Und ganz wichtig: Die Bevölkerung findet die Idee super. Der Deutschen Presse-Agentur hatte Casey Wasserman, Chef der Bewerbungsgesellschaft LA2024, gesagt: "Wir müssen kein olympisches Dorf, Fernsehzentrum oder Stadion errichten. Das erlaubt es uns, die kreativsten und innovativsten Spiele aller Zeiten zu veranstalten."

In Paris ist die Zuversicht ebenfalls groß. Dafür spricht auch ein historisches Datum: 100 Jahre nach der ersten Ausrichtung wäre die französische Hauptstadt 2024 wieder Mittelpunkt des Weltsports. Paris wirbt mit Bürgernähe, kurzen Wegen, vielen fertigen Sportstätten und vergleichsweise geringen Kosten von 6,2 Milliarden Euro. "Made for Sharing" ("Gemacht, um zu teilen"), lautet der Slogan Paris', das nach drei vergeblichen Versuchen einfach einmal an der Reihe wäre.

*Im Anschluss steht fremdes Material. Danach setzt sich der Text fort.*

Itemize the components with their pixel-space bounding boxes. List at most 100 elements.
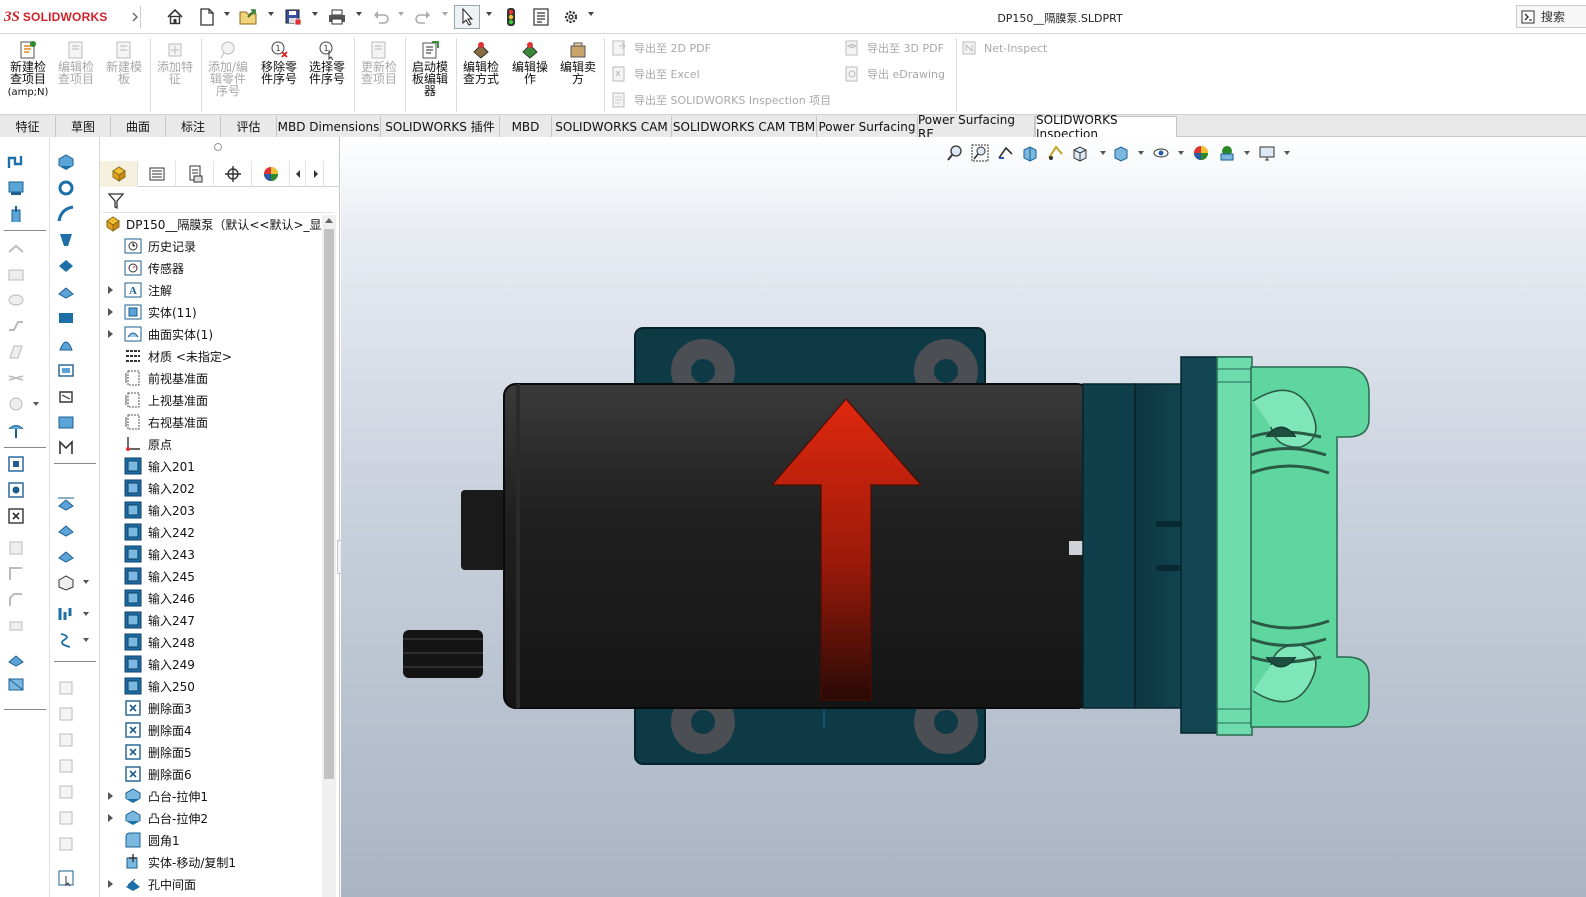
tree-item-delete-face[interactable]: 删除面6 — [100, 763, 322, 785]
tab-solidworks-addins[interactable]: SOLIDWORKS 插件 — [381, 116, 500, 137]
linear-pattern-icon[interactable] — [55, 493, 77, 515]
instant3d-icon[interactable] — [55, 677, 77, 699]
dome-icon[interactable] — [55, 333, 77, 355]
tree-item-import[interactable]: 输入248 — [100, 631, 322, 653]
tree-item-import[interactable]: 输入243 — [100, 543, 322, 565]
revolved-boss-icon[interactable] — [55, 177, 77, 199]
tab-sketch[interactable]: 草图 — [56, 116, 111, 137]
edit-operation-button[interactable]: 编辑操 作 — [508, 40, 552, 85]
select-balloon-button[interactable]: 1 选择零 件序号 — [305, 40, 349, 85]
search-commands-box[interactable]: 搜索 — [1516, 5, 1586, 28]
motor-cable-gland[interactable] — [403, 490, 511, 678]
tab-power-surfacing[interactable]: Power Surfacing — [817, 116, 918, 137]
unfold-icon[interactable] — [5, 289, 27, 311]
display-manager-tab-icon[interactable] — [252, 161, 290, 187]
jog-icon[interactable] — [5, 315, 27, 337]
flatten-icon[interactable] — [5, 647, 27, 669]
save-icon[interactable] — [282, 7, 304, 27]
shell-icon[interactable] — [55, 359, 77, 381]
tab-mbd[interactable]: MBD — [500, 116, 552, 137]
tree-item-import[interactable]: 输入250 — [100, 675, 322, 697]
curves-icon[interactable] — [55, 603, 89, 625]
tree-item-surface-bodies[interactable]: 曲面实体(1) — [100, 323, 322, 345]
undo-icon[interactable] — [370, 7, 392, 27]
pump-head[interactable] — [1180, 356, 1370, 736]
tab-power-surfacing-re[interactable]: Power Surfacing RE — [918, 113, 1035, 141]
export-edrawing-button[interactable]: 导出 eDrawing — [843, 64, 945, 84]
tab-evaluate[interactable]: 评估 — [221, 116, 277, 137]
edit-vendor-button[interactable]: 编辑卖 方 — [556, 40, 600, 85]
tree-root-part[interactable]: DP150__隔膜泵（默认<<默认>_显示 — [100, 213, 322, 235]
new-inspection-button[interactable]: 新建检 查项目 (amp;N) — [6, 40, 50, 98]
tree-item-import[interactable]: 输入247 — [100, 609, 322, 631]
expand-arrow-icon[interactable] — [108, 330, 113, 338]
options-gear-icon[interactable] — [560, 7, 582, 27]
print-icon[interactable] — [326, 7, 348, 27]
expand-arrow-icon[interactable] — [108, 308, 113, 316]
tree-item-annotations[interactable]: A 注解 — [100, 279, 322, 301]
undo-dropdown-caret[interactable] — [398, 12, 404, 16]
feature-tree-tab-icon[interactable] — [100, 161, 138, 187]
edit-inspection-button[interactable]: 编辑检 查项目 — [54, 40, 98, 85]
no-bends-icon[interactable] — [5, 673, 27, 695]
redo-icon[interactable] — [412, 7, 434, 27]
lofted-bend-icon[interactable] — [5, 341, 27, 363]
ruled-surface-icon[interactable] — [55, 833, 77, 855]
options-dropdown-caret[interactable] — [588, 12, 594, 16]
helix-icon[interactable] — [55, 629, 89, 651]
home-icon[interactable] — [164, 7, 186, 27]
tree-item-material[interactable]: 材质 <未指定> — [100, 345, 322, 367]
tree-item-import[interactable]: 输入202 — [100, 477, 322, 499]
launch-template-editor-button[interactable]: 启动模 板编辑 器 — [408, 40, 452, 97]
extruded-cut-icon[interactable] — [5, 453, 27, 475]
update-inspection-button[interactable]: 更新检 查项目 — [357, 40, 401, 85]
planar-surface-icon[interactable] — [55, 307, 77, 329]
solidworks-logo[interactable]: 3S SOLIDWORKS — [4, 8, 108, 26]
split-line-icon[interactable] — [55, 807, 77, 829]
tree-item-solid-bodies[interactable]: 实体(11) — [100, 301, 322, 323]
motor-body[interactable] — [503, 383, 1090, 709]
tree-item-boss-extrude[interactable]: 凸台-拉伸1 — [100, 785, 322, 807]
tree-item-origin[interactable]: 原点 — [100, 433, 322, 455]
weld-corner-icon[interactable] — [5, 563, 27, 585]
export-sw-inspection-button[interactable]: 导出至 SOLIDWORKS Inspection 项目 — [610, 90, 831, 110]
sweep-cut-icon[interactable] — [55, 385, 77, 407]
tree-item-delete-face[interactable]: 删除面5 — [100, 741, 322, 763]
tree-item-import[interactable]: 输入201 — [100, 455, 322, 477]
tab-features[interactable]: 特征 — [0, 116, 56, 137]
tree-item-import[interactable]: 输入249 — [100, 653, 322, 675]
tree-item-import[interactable]: 输入242 — [100, 521, 322, 543]
tree-item-front-plane[interactable]: 前视基准面 — [100, 367, 322, 389]
new-template-button[interactable]: 新建模 板 — [102, 40, 146, 85]
tab-scroll-left-icon[interactable] — [290, 161, 306, 187]
cross-break-icon[interactable] — [5, 367, 27, 389]
thicken-icon[interactable] — [55, 281, 77, 303]
forming-tool-icon[interactable] — [5, 393, 39, 415]
rebuild-traffic-light-icon[interactable] — [500, 7, 522, 27]
redo-dropdown-caret[interactable] — [442, 12, 448, 16]
tree-item-right-plane[interactable]: 右视基准面 — [100, 411, 322, 433]
swept-boss-icon[interactable] — [55, 203, 77, 225]
tab-solidworks-inspection[interactable]: SOLIDWORKS Inspection — [1035, 113, 1177, 141]
select-dropdown-caret[interactable] — [486, 12, 492, 16]
expand-arrow-icon[interactable] — [108, 286, 113, 294]
lofted-boss-icon[interactable] — [55, 229, 77, 251]
tree-item-fillet[interactable]: 圆角1 — [100, 829, 322, 851]
tree-scrollbar[interactable] — [322, 215, 336, 897]
tree-item-delete-face[interactable]: 删除面4 — [100, 719, 322, 741]
wrap-icon[interactable] — [55, 411, 77, 433]
boundary-boss-icon[interactable] — [55, 255, 77, 277]
export-2d-pdf-button[interactable]: 导出至 2D PDF — [610, 38, 711, 58]
tree-item-mid-surface[interactable]: 孔中间面 — [100, 873, 322, 895]
scrollbar-thumb[interactable] — [324, 229, 334, 779]
reference-geometry-icon[interactable] — [55, 571, 89, 593]
graphics-area[interactable] — [341, 137, 1586, 897]
select-filter-icon[interactable] — [55, 867, 77, 889]
open-dropdown-caret[interactable] — [268, 12, 274, 16]
expand-arrow-icon[interactable] — [108, 814, 113, 822]
base-flange-icon[interactable] — [5, 177, 27, 199]
tree-item-boss-extrude[interactable]: 凸台-拉伸2 — [100, 807, 322, 829]
tree-item-sensors[interactable]: 传感器 — [100, 257, 322, 279]
tab-surfaces[interactable]: 曲面 — [111, 116, 166, 137]
delete-face-icon[interactable] — [55, 729, 77, 751]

Wer auch immer gewinnt, vielleicht gibt es für den Verlierer einen Trostpreis: die Sommerspiele 2028. Auch wenn dafür schon Australien, Russland und die Türkei Interesse signalisiert haben, lässt der deutsche IOC-Präsident Thomas Bach gerade bis Juli prüfen, ob die Olympische Charta einen Doppelbeschluss mit Los Angeles und Paris hergibt. Der wichtigste Grund für Bach, das Verfahren zu ändern: "Es bringt einfach zu viele Verlierer hervor." Was immer der Vorstoß bringt, am 13. September fällt im peruanischen Lima auf jeden Fall die Entscheidung für die Olympischen Spiele 2024.